Benjamin Thomas Wolf, 42, grew up in Kent, Ohio. Wolf plans to take his values to the House of Representatives: He is running for congress in Illinois’s 5th District — Chicago. In his latest campaign ad, Wolf made sure everyone knew the kind of reform he would bring to the table on the terms of Marijuana.
Wolf will campaign against Rep. Mike Quigley (D), 58, this year and through the Illinois primary in March 2018. Quigley has been in the seat since April 2009 and his election to congress was an opportunity to take his reform-minded politics to Washington, per his website.
Wolf’s views include universal health care for everyone, free tuition and loan repayment and marijuana legalization. With these ideals, he wants to make changes he said he believes the people of Chicago are looking for. A photograph Wolf released Monday features him sitting in front of an American flag painting. Above him, smoke rises from the joint he presumably just puffed on.
It’s a striking ad that’s not out of place for him. He took a stance for banning access to assault rifles with a video ad in which he sat in his apartment holding an AR-15. Quigley also supports reinstating the Assault Weapons Ban and expanding background checks. As for the joint, he claimed it as his with no shame, speaking to the Chicago Sun Times he said:
“That’s mine, we had a poker night with our campaign staff and I think that was left behind.”
After working for the bureau, Wolf became an executive advisor and earned a commission in the Foreign Service while working in the U.S. Department of State.

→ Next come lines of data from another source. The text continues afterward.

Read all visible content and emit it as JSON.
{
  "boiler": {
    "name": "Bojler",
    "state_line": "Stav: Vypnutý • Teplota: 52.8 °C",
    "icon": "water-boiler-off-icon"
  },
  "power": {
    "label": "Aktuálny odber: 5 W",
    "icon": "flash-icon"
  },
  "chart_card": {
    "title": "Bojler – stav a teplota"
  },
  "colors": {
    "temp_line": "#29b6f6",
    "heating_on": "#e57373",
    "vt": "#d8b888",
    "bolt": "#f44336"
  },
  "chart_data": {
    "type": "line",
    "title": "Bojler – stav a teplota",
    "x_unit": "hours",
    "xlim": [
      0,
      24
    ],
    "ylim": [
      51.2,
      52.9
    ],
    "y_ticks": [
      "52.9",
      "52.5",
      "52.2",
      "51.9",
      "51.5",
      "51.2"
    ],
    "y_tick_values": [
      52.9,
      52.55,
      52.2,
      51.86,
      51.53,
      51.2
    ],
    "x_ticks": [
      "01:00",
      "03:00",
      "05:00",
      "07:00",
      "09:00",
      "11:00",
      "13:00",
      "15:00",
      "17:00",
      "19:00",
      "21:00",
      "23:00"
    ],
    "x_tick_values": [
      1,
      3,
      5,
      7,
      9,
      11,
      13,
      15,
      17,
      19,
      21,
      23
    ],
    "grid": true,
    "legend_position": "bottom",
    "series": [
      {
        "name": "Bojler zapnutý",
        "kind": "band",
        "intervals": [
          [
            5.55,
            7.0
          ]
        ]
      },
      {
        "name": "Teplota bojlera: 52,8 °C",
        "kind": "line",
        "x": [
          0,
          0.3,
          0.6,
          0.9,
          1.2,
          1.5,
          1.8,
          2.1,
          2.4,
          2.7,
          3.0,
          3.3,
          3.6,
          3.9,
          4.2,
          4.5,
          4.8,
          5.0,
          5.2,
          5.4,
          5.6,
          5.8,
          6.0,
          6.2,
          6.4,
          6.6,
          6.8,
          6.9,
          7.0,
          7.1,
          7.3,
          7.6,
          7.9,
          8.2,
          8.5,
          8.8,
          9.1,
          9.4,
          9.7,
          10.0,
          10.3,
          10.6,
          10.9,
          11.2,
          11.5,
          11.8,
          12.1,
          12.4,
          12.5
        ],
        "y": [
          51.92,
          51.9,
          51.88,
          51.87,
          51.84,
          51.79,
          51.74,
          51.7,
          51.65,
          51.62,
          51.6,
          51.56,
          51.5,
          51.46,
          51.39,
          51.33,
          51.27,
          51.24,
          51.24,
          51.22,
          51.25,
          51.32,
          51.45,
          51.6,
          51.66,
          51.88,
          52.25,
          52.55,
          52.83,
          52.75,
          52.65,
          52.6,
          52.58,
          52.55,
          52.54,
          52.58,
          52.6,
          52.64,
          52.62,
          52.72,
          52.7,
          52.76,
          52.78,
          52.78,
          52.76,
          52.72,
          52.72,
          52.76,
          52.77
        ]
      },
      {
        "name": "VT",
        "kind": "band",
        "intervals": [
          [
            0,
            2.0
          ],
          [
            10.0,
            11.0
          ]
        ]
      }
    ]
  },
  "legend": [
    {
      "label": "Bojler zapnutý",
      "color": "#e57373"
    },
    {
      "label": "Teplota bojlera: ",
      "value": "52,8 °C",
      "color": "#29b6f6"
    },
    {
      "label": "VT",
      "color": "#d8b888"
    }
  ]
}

Later, Wolf volunteered and served the country in multiple other forms.
Wolf said one of the reasons he is running for congress is because he believes it is time for his generation to have a say in Washington. Many of the people who are working for the House of Representatives are significantly older than him, and he said it is important to have representatives who share similar interest with the majority of the U.S. population.
Wolf’s push for legalizing marijuana includes the proposal to spend all the state revenue on public education and drug rehabilitation centers, as well as pardoning all those incarcerated for marijuana-related offenses. In November, Illinoisans could be asked whether they support legalizing recreational marijuana in a referendum.
“I am a strong candidate. I have a strong background,” Wolf said. “My professionalism, my experience (and) my education are all top-tier, which again make me a strong candidate for the United States Congress.”